Teacher keen for sleep-in

Otago Boys' High School graphics teacher Brian Panting is to retire at the end of this year....
Otago Boys' High School graphics teacher Brian Panting is to retire at the end of this year. Photo by Linda Robertson.
Brian Panting's immediate plans for his retirement are simple.

''Long sleep-ins and long weekends, all without loads of paperwork, marking and reports.''

The 65-year-old Otago Boys' High School graphics teacher is retiring at the end of this year after 32 years at the school and, once he has had time to relax, he plans to write a book about something close to his heart - a history of the school's rugby club.

Mr Panting came to teaching in 1981 when his former careers in architecture and carpentry were affected by the downturn in the building industry.

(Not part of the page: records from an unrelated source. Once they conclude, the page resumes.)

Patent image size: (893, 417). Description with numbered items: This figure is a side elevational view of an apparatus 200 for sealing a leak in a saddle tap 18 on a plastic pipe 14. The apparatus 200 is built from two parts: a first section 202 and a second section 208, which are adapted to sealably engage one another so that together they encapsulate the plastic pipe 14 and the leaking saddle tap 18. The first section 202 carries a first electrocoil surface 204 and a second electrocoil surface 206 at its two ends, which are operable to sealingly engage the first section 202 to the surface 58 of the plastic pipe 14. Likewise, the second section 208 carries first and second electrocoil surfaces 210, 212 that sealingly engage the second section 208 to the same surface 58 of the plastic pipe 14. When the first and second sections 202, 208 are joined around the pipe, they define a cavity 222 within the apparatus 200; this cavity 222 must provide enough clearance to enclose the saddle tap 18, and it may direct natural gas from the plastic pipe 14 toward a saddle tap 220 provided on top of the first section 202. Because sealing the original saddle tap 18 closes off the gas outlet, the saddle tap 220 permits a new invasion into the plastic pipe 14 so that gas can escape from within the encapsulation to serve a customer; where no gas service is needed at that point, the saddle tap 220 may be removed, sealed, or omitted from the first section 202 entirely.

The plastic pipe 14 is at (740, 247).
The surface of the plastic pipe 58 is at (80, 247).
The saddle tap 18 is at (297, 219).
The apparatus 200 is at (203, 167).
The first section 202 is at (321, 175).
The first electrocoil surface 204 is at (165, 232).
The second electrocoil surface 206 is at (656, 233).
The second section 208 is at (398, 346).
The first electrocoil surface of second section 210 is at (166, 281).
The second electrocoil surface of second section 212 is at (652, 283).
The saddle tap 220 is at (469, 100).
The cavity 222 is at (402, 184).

''I always had the thought of teaching as a career in the back of my mind, but I never had the opportunity to follow it through.

''The downturn was the catalyst,'' he said.

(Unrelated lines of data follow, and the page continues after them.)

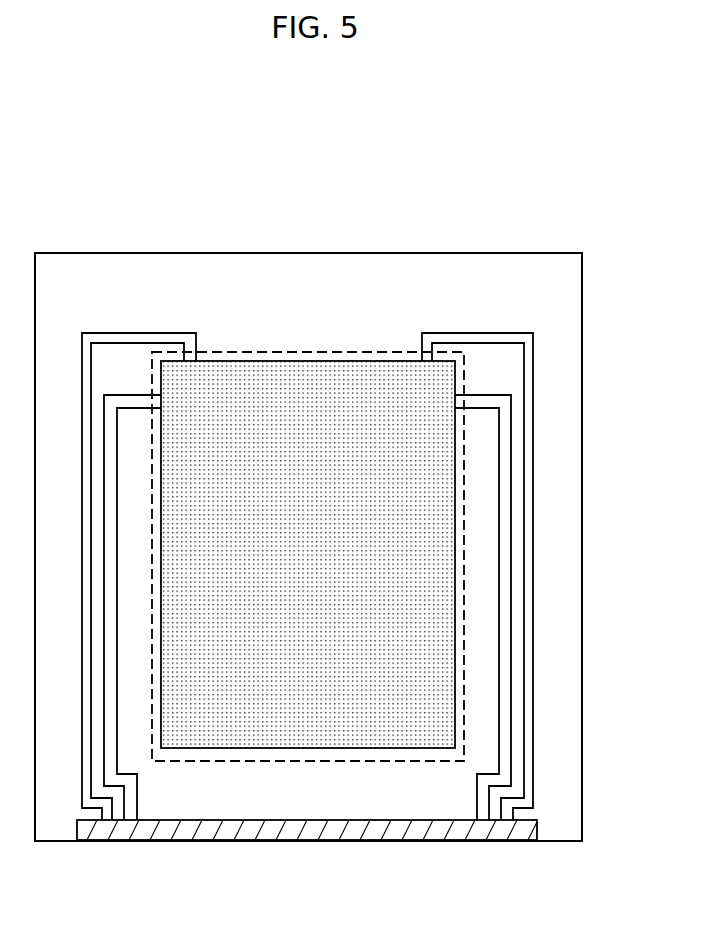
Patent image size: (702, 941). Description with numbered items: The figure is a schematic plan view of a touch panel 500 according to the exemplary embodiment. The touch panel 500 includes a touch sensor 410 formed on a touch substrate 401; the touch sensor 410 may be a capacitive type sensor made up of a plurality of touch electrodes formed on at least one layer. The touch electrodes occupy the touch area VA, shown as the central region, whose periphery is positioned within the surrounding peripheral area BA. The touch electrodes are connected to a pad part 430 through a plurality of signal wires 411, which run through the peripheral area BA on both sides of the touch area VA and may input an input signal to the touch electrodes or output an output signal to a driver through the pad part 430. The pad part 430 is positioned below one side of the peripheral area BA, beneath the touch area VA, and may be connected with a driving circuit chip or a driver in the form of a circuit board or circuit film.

The touch panel 500 is at (248, 173).
The touch substrate 401 is at (518, 253).
The peripheral area BA is at (387, 268).
The touch area VA is at (342, 761).
The touch sensor 410 is at (250, 748).
The signal wires 411 is at (116, 749).
The pad part 430 is at (413, 832).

He started as a woodwork teacher and was later given the chance to put his skills as a draughtsman back into practice when he became a graphics teacher in the design department.

''I've stayed in the profession so long because I enjoyed seeing what students turn out like later in life, what careers they pursue ...''

Mr Panting said he had been at the school so long he was beginning to feel like part of the furniture.

''It's got to the stage where I'm teaching the sons of boys I taught when I first arrived - it's happening often enough to make me feel old,'' he said.

During the past three decades, he has taken great delight in coaching the 2nd XV for several years, running the Otago Boys' High School Rugby Club website and the school's main website.

Like most long-serving teachers, he said it would be difficult to cut himself completely free of the school.

So he planned to continue working on the school's websites for the foreseeable future.

He also hoped to write a detailed book about the history of the Otago Boys' High School Rugby Club, from research of school magazines, photos, newspaper reports and memories of those involved.

After that?

''I'm looking forward to relaxing and taking things as they come.''

• Otago Boys' High School English for Speakers of Other Languages teacher Denis Trainor will also retire at the end of this year after teaching at the school for 43 years. He did not wish to be interviewed.